This repository contains a header-only C++ library implementing the Barnes-Hut t-distributed stochastic neighbor embedding (t-SNE) algorithm (van der Maaten and Hinton, 2008; van der Maaten, 2014). t-SNE is a non-linear dimensionality reduction technique that enables visualization of complex datasets by placing each observation on a low-dimensional (usually 2D) map based on its neighbors. The general idea is that neighboring observations are placed next to each other, thus preserving the local structure of the dataset from its original high-dimensional form. The non-linear nature of the algorithm gives it the flexibility to accommodate complicated structure that is not possible in linear techniques like PCA.
The code here is derived from the C++ code in the Rtsne R package, itself taken from the 2014 paper.

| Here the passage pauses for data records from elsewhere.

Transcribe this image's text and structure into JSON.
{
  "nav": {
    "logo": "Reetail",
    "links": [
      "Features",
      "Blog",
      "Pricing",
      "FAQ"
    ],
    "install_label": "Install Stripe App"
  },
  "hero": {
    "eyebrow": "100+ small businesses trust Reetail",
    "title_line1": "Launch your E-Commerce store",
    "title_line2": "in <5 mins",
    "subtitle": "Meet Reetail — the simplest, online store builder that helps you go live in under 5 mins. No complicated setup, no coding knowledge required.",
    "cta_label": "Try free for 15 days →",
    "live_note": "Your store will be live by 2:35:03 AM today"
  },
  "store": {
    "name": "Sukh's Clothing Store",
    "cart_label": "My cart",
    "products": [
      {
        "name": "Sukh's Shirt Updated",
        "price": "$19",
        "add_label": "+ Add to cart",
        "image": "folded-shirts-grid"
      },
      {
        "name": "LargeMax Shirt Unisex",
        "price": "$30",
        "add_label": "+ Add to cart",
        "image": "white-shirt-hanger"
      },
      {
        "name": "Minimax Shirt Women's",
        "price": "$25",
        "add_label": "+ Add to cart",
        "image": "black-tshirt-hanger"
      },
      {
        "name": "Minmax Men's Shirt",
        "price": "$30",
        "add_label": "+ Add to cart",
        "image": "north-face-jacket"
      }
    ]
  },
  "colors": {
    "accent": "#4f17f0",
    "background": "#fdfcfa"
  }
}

It has been updated to use more modern C++, along with some additional options to sacrifice accuracy for speed - see below for details.
Using this library is as simple as including the header file in your source code:
#include "qdtsne/qdtsne.hpp"
/** ... boilerplate here... **/
auto Y = qdtsne::initialize_random(N); // initial coordinates
/* Assuming `data` contains high-dimensional data in column-major format,
* i.e., each column is a observation and each row is a dimension.
* This fills `Y` in column-major format where each row is a dimension
* (defaulting to 2 dimensions) and each column is an observation.
*/
qdtsne::Tsne thing;
auto ref = thing.run(data.data(), D, N, Y.data());You can change the parameters with the relevant setters:
thing.set_perplexity(10).set_mom_switch_iter(100);
thing.run(data.data(), D, N, Y.data());You can also stop and start the algorithm:
qdtsne::Tsne thing;
auto ref = thing.initialize(data.data(), D, N);
ref.run(Y.data(), 200); // run up to 200 iterations
ref.run(Y.data(), 500); // run up to 500 iterationsSee the reference documentation for more details.
If you're already using CMake, you can add something like this to your CMakeLists.txt:
include(FetchContent)
FetchContent_Declare(
qdtsne
GIT_REPOSITORY https://github.com/LTLA/qdtsne
GIT_TAG master # or any version of interest
)
FetchContent_MakeAvailable(qdtsne)
And then:
# For executables:
target_link_libraries(myexe qdtsne)
# For libaries
target_link_libraries(mylib INTERFACE qdtsne)
Otherwise, you can just copy the header files in include/ into some location that is visible to your compiler.
This requires the manual inclusion of a few dependencies:
- The knncolle library for nearest neighbor search.
If you are instead supplying your own neighbor search, this dependency can be eliminated by defining the
QDTSNE_CUSTOM_NEIGHBORSmacro. - The aarand library for random distribution functions.
The Barnes-Hut implementation (inherited from the 2014 paper) speeds up the algorithm by approximating the repulsive forces.
Specifically, the algorithm consolidates a group of distant points into a single center of mass, avoiding the need to calculate forces between individual points.
The definition of "distant" is determined by the theta parameter, where larger values sacrifice accuracy for speed.
However, it must be said that the default theta is already appropriate in most settings; further increases may result in a noticeable deterioration in the visualization.
We have introduced an extra max_depth parameter that bounds the depth of the quad trees used for the Barnes-Hut force calculations.
All nodes at the maximum depth are designated as leaf nodes; if multiple observations are present, they are aggregated into the center of mass for that node.
This provides an upper bound on the runtime of the force calculation for each observation, e.g., a maximum depth of 7 means that there can be no more than 16384 leaf nodes.
Some timings with gallery/speedtest.cpp suggest that a moderate improvement in run-time is possible;
without any approximation, the iterations take 114 ± 1 seconds, while with max_depth = 7, the iterations take 85 ± 2 seconds.
We have also added an interpolation parameter that instructs the library to interpolate the repulsive forces for each observations.
Specifically, it divides up the bounding box for the current embedding into a grid of length equal to interpolation in each dimension.
We compute the repulsive forces at each grid point and perform linear interpolation to obtain the force at each point inside the grid.
This offers a large speed-up when the number of observations is much greater than the number of possible grid points.
We suggest using a grid resolution of 200 to ensure that artificial "edge effects" from interpolation are not visible.
(This implies that the dataset must have more than 40000 observations for the interpolation to provide any speed benefit.)
Of course, users can enable OpenMP to throw more threads at the problem.
With 4 threads and max_depth set as above, the iterations go down to 27 seconds.
The results are agnostic to the choice of parallelization, i.e., you can get the same results with or without using OpenMP.
van der Maaten, L.J.P. and Hinton, G.E. (2008). Visualizing high-dimensional data using t-SNE. Journal of Machine Learning Research, 9, 2579-2605.
van der Maaten, L.J.P. (2014). Accelerating t-SNE using tree-based algorithms. Journal of Machine Learning Research, 15, 3221-3245.